ABC7 first told you about the plan last night at 10. It is being called the "Peace Tournament." It will be held on Saturday at St. Sabina Church.
Pro athletes, including Isaiah Thomas, the Bulls' Joakim Noah and the Bears' J'Marcus Webb are adding the star power to the event.
The point of this one-of-a-kind tournament is to get rival street factions together to communicate and build relationships with each other:
After spending time In Cook County Jail for robbery, Patrick Vance decided it was time to become part of the solution rather than the problem.
"I got out, and said, 'Man, that is not where I wanted to be. I'm a smart young man,' " said Vance.

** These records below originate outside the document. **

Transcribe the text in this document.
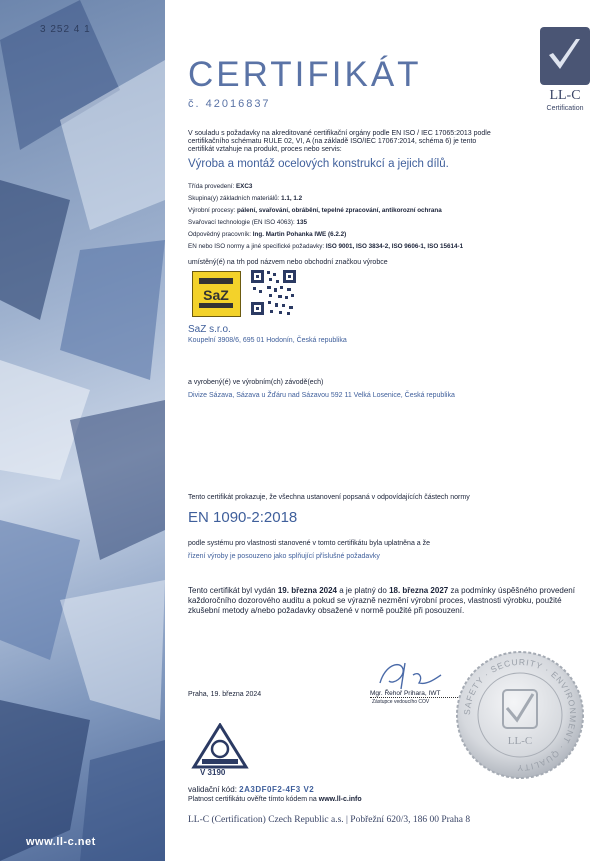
3 252 4 1
www.ll-c.net
LL-C
Certification
CERTIFIKÁT
č. 42016837
V souladu s požadavky na akreditované certifikační orgány podle EN ISO / IEC 17065:2013 podle
certifikačního schématu RULE 02, VI, A (na základě ISO/IEC 17067:2014, schéma 6) je tento
certifikát vztahuje na produkt, proces nebo servis:
Výroba a montáž ocelových konstrukcí a jejich dílů.
Třída provedení: EXC3
Skupina(y) základních materiálů: 1.1, 1.2
Výrobní procesy: pálení, svařování, obrábění, tepelné zpracování, antikorozní ochrana
Svařovací technologie (EN ISO 4063): 135
Odpovědný pracovník: Ing. Martin Pohanka IWE (6.2.2)
EN nebo ISO normy a jiné specifické požadavky: ISO 9001, ISO 3834-2, ISO 9606-1, ISO 15614-1
umístěný(é) na trh pod názvem nebo obchodní značkou výrobce
SaZ
SaZ s.r.o.
Koupelní 3908/6, 695 01 Hodonín, Česká republika
a vyrobený(é) ve výrobním(ch) závodě(ech)
Divize Sázava, Sázava u Žďáru nad Sázavou 592 11 Velká Losenice, Česká republika
Tento certifikát prokazuje, že všechna ustanovení popsaná v odpovídajících částech normy
EN 1090-2:2018
podle systému pro vlastnosti stanovené v tomto certifikátu byla uplatněna a že
řízení výroby je posouzeno jako splňující příslušné požadavky
Tento certifikát byl vydán 19. března 2024 a je platný do 18. března 2027 za podmínky úspěšného provedení každoročního dozorového auditu a pokud se výrazně nezmění výrobní proces, vlastnosti výrobku, použité zkušební metody a/nebo požadavky obsažené v normě použité při posouzení.
Praha, 19. března 2024	Mgr. Řehoř Prihara, IWT
Zástupce vedoucího COV
SAFETY · SECURITY · ENVIRONMENT · QUALITY
LL-C
V 3190
validační kód: 2A3DF0F2-4F3 V2
Platnost certifikátu ověřte tímto kódem na www.ll-c.info
LL-C (Certification) Czech Republic a.s. | Pobřežní 620/3, 186 00 Praha 8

So Vance joined an anti-violence group with other former gang members. They canvass the neighborhood, hoping to save teenagers from a life in a jail or death. Their latest job is to recruit the bad kids to a very unique basketball tournament this weekend at St. Sabina Church.
Father Michael Pfleger is calling it the "Peace Tournament."
"We believe this is a great thing," Pfleger said.
Pfleger and former NBA star Isaiah Thomas came up with the idea to bring rival gang factions together for a basketball tournament.
Several of Chicago's top pro athletes have agreed to attend.
"We are not going to preach to them," said tournament organizer Asa Powell. "We just want them to meet people from this side of the street and that side of the street that they might have had differences with, and then we all collectively see how we can work it out and see how we can build from that."
The organizers are also from the community. They say what comes after the tournament is key.
The plan is to bring the kids down to the St. Sabina basement to talk and let them know that communication is the way to end conflict, not violence.
"I ain't going to say this one tournament is going to make everything right, but I'm saying we will keep building it and building and building," said organizer Cobe Williams.
Father Pfleger says he wants kids who choose violence to know his church is a way to get on the right path. Pfleger says he provides mentors, GED classes and jobs. Although, the South Side priest would not get specific on what kind of jobs he plans to offer.
Security for Saturday's event will be provided by the Nation of Islam.